Have long-lived connections if possible, and use channels for each task. Don’t open a channel each time you are publishing. If you can’t have long-lived connections, then make sure to gracefully close the connection. The best practice is to reuse connections and multiplex a connection between threads with channels.

2. Don’t use too many connections or channels.

Try to keep the connection/channel count low. Use separate connections to publish and consume. Ideally, you should have one connection per process, and then use one channel per thread in your application.

  • Reuse connections
  • 1 connection for publishing
  • 1 connection for consuming

3. Don’t share channels between threads.

Don’t share channels between threads, as most clients don’t make channels thread-safe for performance reasons.

4. Don’t have queues that are too large or too long.

Having many messages in a queue places a heavy load on RAM usage. When this happens, RabbitMQ will start flushing (page out) messages to the disk to free up RAM, and when that happens queueing speeds will deteriorate. Separate your queue into smaller ones and increase consumer on each queue to handle it

5. Don’t use old RabbitMQ/Erlang versions or RabbitMQ clients/libraries.

Stay up-to-date with the latest stable versions of RabbitMQ and Erlang.

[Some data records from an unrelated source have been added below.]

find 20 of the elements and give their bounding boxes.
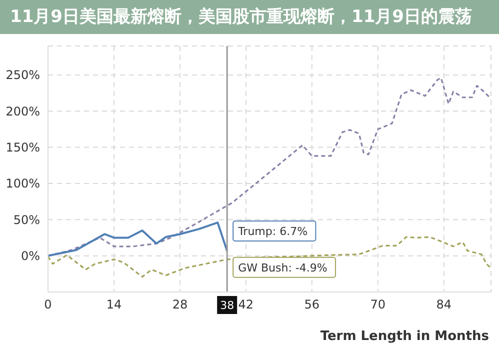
annotation: GW Bush: -4.9% bbox=[238, 261, 328, 274]
line-series bbox=[48, 236, 491, 278]
x-axis-title: Term Length in Months bbox=[320, 329, 490, 344]
annotation: Trump: 6.7% bbox=[237, 224, 308, 238]
y-tick-label: 250% bbox=[6, 68, 40, 82]
y-tick-label: 200% bbox=[6, 104, 40, 118]
y-tick-label: 100% bbox=[6, 176, 40, 191]
y-tick-label: 150% bbox=[6, 140, 40, 155]
x-tick-label: 42 bbox=[238, 298, 254, 312]
ref-line-label: 38 bbox=[220, 299, 234, 312]
y-tick-label: 50% bbox=[13, 212, 40, 227]
chart-title: 11月9日美国最新熔断，美国股市重现熔断，11月9日的震荡 bbox=[0, 0, 499, 34]
line-series bbox=[48, 222, 228, 257]
y-tick-label: 0% bbox=[20, 249, 40, 264]
x-tick-label: 84 bbox=[436, 298, 452, 312]
x-tick-label: 0 bbox=[44, 298, 52, 312]
x-tick-label: 28 bbox=[172, 298, 188, 312]
x-tick-label: 70 bbox=[370, 298, 386, 312]
x-tick-label: 14 bbox=[106, 298, 122, 312]
x-tick-label: 56 bbox=[304, 298, 320, 312]
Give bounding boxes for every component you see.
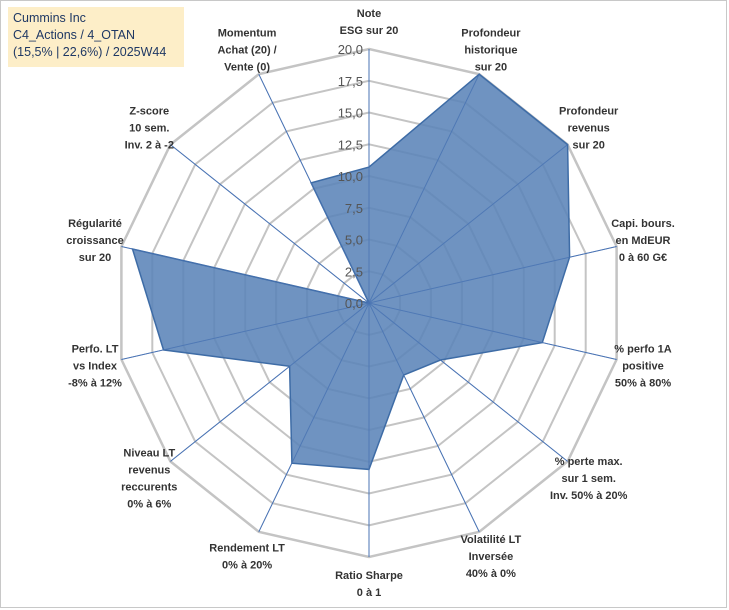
axis-label: Profondeur historique sur 20	[461, 28, 521, 74]
axis-label: Ratio Sharpe 0 à 1	[335, 570, 403, 599]
axis-label: % perte max. sur 1 sem. Inv. 50% à 20%	[550, 456, 628, 502]
spoke-overlay	[368, 302, 568, 462]
axis-label-line: Note	[357, 8, 381, 20]
axis-label: Volatilité LT Inversée 40% à 0%	[461, 534, 522, 580]
spoke-overlay	[258, 302, 370, 532]
axis-label-line: Ratio Sharpe	[335, 570, 403, 582]
tick-label: 15,0	[338, 106, 363, 121]
axis-label-line: Profondeur	[559, 106, 619, 118]
axis-label-line: -8% à 12%	[68, 377, 122, 389]
axis-label-line: Niveau LT	[123, 447, 175, 459]
tick-label: 0,0	[345, 296, 363, 311]
axis-label-line: Inv. 2 à -2	[125, 140, 174, 152]
axis-label: Note ESG sur 20	[340, 8, 399, 37]
spoke-overlay	[170, 302, 370, 462]
tick-label: 12,5	[338, 137, 363, 152]
axis-label: Z-score 10 sem. Inv. 2 à -2	[125, 106, 174, 152]
series	[121, 49, 617, 557]
axis-label-line: 0% à 20%	[222, 559, 272, 571]
axis-label: Capi. bours. en MdEUR 0 à 60 G€	[611, 218, 675, 264]
axis-label-line: Inversée	[469, 551, 514, 563]
tick-label: 17,5	[338, 74, 363, 89]
axis-label-line: Momentum	[218, 28, 277, 40]
spoke-overlay	[368, 144, 568, 304]
axis-label-line: Volatilité LT	[461, 534, 522, 546]
axis-label-line: revenus	[128, 464, 170, 476]
axis-label: Rendement LT 0% à 20%	[209, 542, 285, 571]
axis-label: Momentum Achat (20) / Vente (0)	[217, 28, 276, 74]
portfolio-name: C4_Actions / 4_OTAN	[13, 28, 136, 42]
spoke-overlay	[368, 74, 480, 304]
spoke-overlay	[121, 246, 370, 304]
axis-label-line: reccurents	[121, 481, 177, 493]
axis-label: Niveau LT revenus reccurents 0% à 6%	[121, 447, 177, 510]
spoke-overlay	[121, 302, 370, 360]
axis-label-line: Profondeur	[461, 28, 521, 40]
axis-label: Profondeur revenus sur 20	[559, 106, 619, 152]
spoke-overlay	[368, 302, 617, 360]
axis-label-line: positive	[622, 360, 664, 372]
axis-label-line: 0 à 60 G€	[619, 252, 667, 264]
axis-label-line: 10 sem.	[129, 123, 169, 135]
axis-label-line: vs Index	[73, 360, 118, 372]
company-name: Cummins Inc	[13, 11, 86, 25]
axis-label-line: historique	[464, 45, 517, 57]
axis-label: Perfo. LT vs Index -8% à 12%	[68, 343, 122, 389]
axis-label-line: ESG sur 20	[340, 25, 399, 37]
axis-label-line: Perfo. LT	[72, 343, 119, 355]
axis-label-line: 50% à 80%	[615, 377, 671, 389]
axis-label-line: 40% à 0%	[466, 568, 516, 580]
axis-label-line: 0 à 1	[357, 587, 381, 599]
axis-labels: Note ESG sur 20 Profondeur historique sur 20…	[66, 8, 675, 599]
axis-label-line: Achat (20) /	[217, 45, 276, 57]
axis-label-line: en MdEUR	[616, 235, 671, 247]
tick-label: 10,0	[338, 169, 363, 184]
axis-label-line: sur 20	[475, 62, 507, 74]
axis-label-line: sur 20	[572, 140, 604, 152]
axis-label-line: revenus	[568, 123, 610, 135]
axis-label-line: croissance	[66, 235, 123, 247]
axis-label-line: sur 20	[79, 252, 111, 264]
axis-label-line: Rendement LT	[209, 542, 285, 554]
tick-label: 7,5	[345, 201, 363, 216]
axis-label: % perfo 1A positive 50% à 80%	[614, 343, 672, 389]
tick-label: 2,5	[345, 264, 363, 279]
axis-label-line: % perte max.	[555, 456, 623, 468]
axis-label-line: Inv. 50% à 20%	[550, 490, 628, 502]
spoke-overlay	[258, 74, 370, 304]
axis-label-line: Vente (0)	[224, 62, 270, 74]
axis-label-line: sur 1 sem.	[561, 473, 615, 485]
spoke-overlay	[170, 144, 370, 304]
tick-labels: 0,0 2,5 5,0 7,5 10,0 12,5 15,0 17,5 20,0	[338, 42, 363, 311]
tick-label: 20,0	[338, 42, 363, 57]
spoke-overlay	[368, 302, 480, 532]
tick-label: 5,0	[345, 233, 363, 248]
axis-label-line: Capi. bours.	[611, 218, 675, 230]
title-box: Cummins Inc C4_Actions / 4_OTAN (15,5% |…	[8, 7, 184, 67]
stats-line: (15,5% | 22,6%) / 2025W44	[13, 45, 167, 59]
axis-label-line: Régularité	[68, 218, 122, 230]
axis-label-line: 0% à 6%	[127, 498, 171, 510]
spoke-overlay	[368, 246, 617, 304]
axis-label-line: Z-score	[129, 106, 169, 118]
axis-label-line: % perfo 1A	[614, 343, 672, 355]
axis-label: Régularité croissance sur 20	[66, 218, 123, 264]
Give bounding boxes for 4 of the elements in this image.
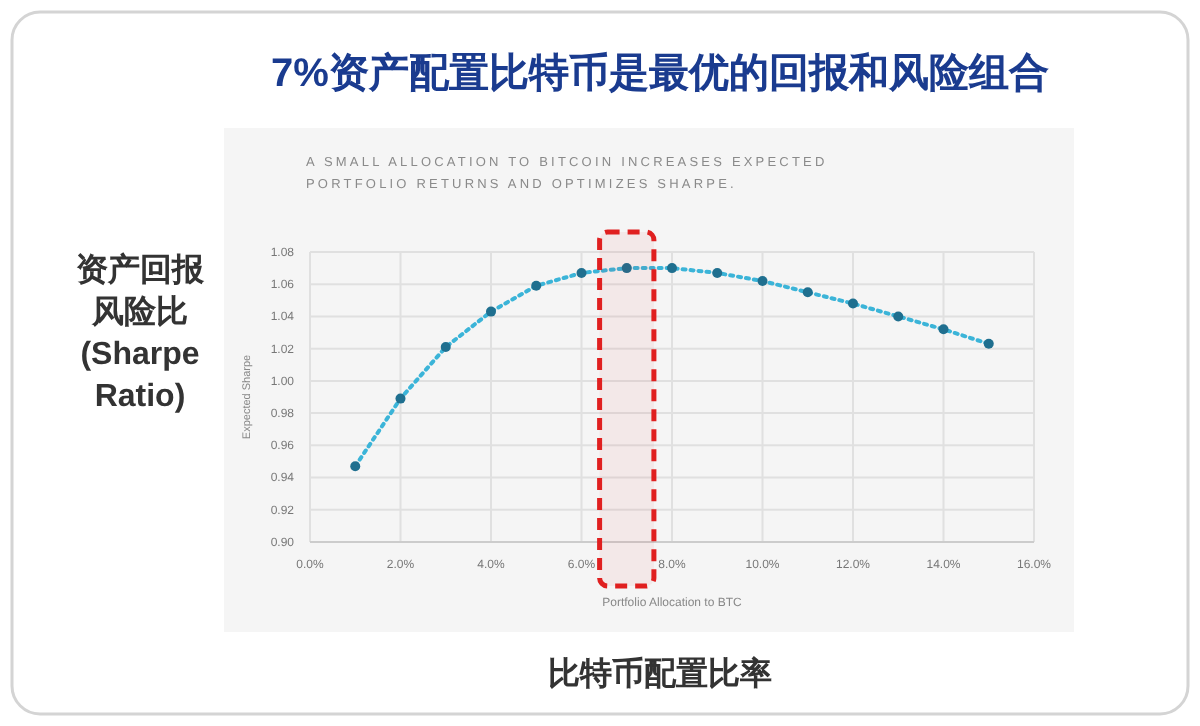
text: (Sharpe Ratio) (80, 338, 200, 414)
text: 资产回报风险比 (76, 252, 206, 330)
text: 比特币配置比率 (548, 654, 772, 692)
chart-title: 7%资产配置比特币是最优的回报和风险组合 (271, 50, 1049, 96)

Make sure you are using the latest recommended version of client libraries.

6. Don’t have an unlimited prefetch value.

The channel prefetch value defines the max number of unacknowledged deliveries that are permitted on a channel. A typical mistake is to have an unlimited prefetch, where one client receives all messages. This can lead to the client running out of memory and crashing, and then all messages are re-delivered.

7. Don’t ignore lazy queues

Use lazy queues to achieve predictable performance or if you have large queues. With lazy queues, the messages go straight to disk, thereby minimizing the RAM usage, though throughput will be lower. Lazy queues create a more stable cluster, with more predictable performance. Your messages will not, without a warning, get flushed to disk.

8. Limit queue size with TTL or max-length, if possible

Applications that get hit by spikes of messages, and where throughput is a priority, set a max-length on the queue. This keeps the queue short by discarding messages from the head of the queues so that it’s never larger than the max-length setting.

9. Use multiple queues and consumers.

Achieve better throughput on a multi-core system with multiple queues and consumers. You will achieve optimal throughput if you have as many queues as cores on the underlying node(s).

10. Persistent messages and durable queues for a message to survive a server restart

If you cannot afford to lose any messages, make sure that your queue is declared as “durable” and your messages are sent with delivery mode “persistent” (delivery_mode=2). For high throughput send transient messages to non-lazy queues.

11. Split your queues over different cores.

Queue performance is limited to one CPU core. You will, therefore, get better performance if you split your queues into different cores, and also into different nodes if you have a RabbitMQ cluster.

12. Consume (push), don’t poll (pull) for messages.

Make sure that your consumer consumes messages from the queue instead of using basic get actions.

13. Missing a High Availability policy while creating a new vhost on a cluster.

When you create a new vhost on a cluster, don’t forget to enable an HA-policy for that vhost (even if you don’t have an HA setup, you will need it for plan changes when using classic mirrored queue). Messages will not be synced between nodes without an HA policy.

Conclusion

RabbitMq has its personal user management for authentication and authorization. it can be done with management UI or with console command tools called rabbitmqctl. It's better for us to understand those commands to implement RabbitMq with better security control. Also, there is some situation we must avoid when designing our architecture so make sure to review it.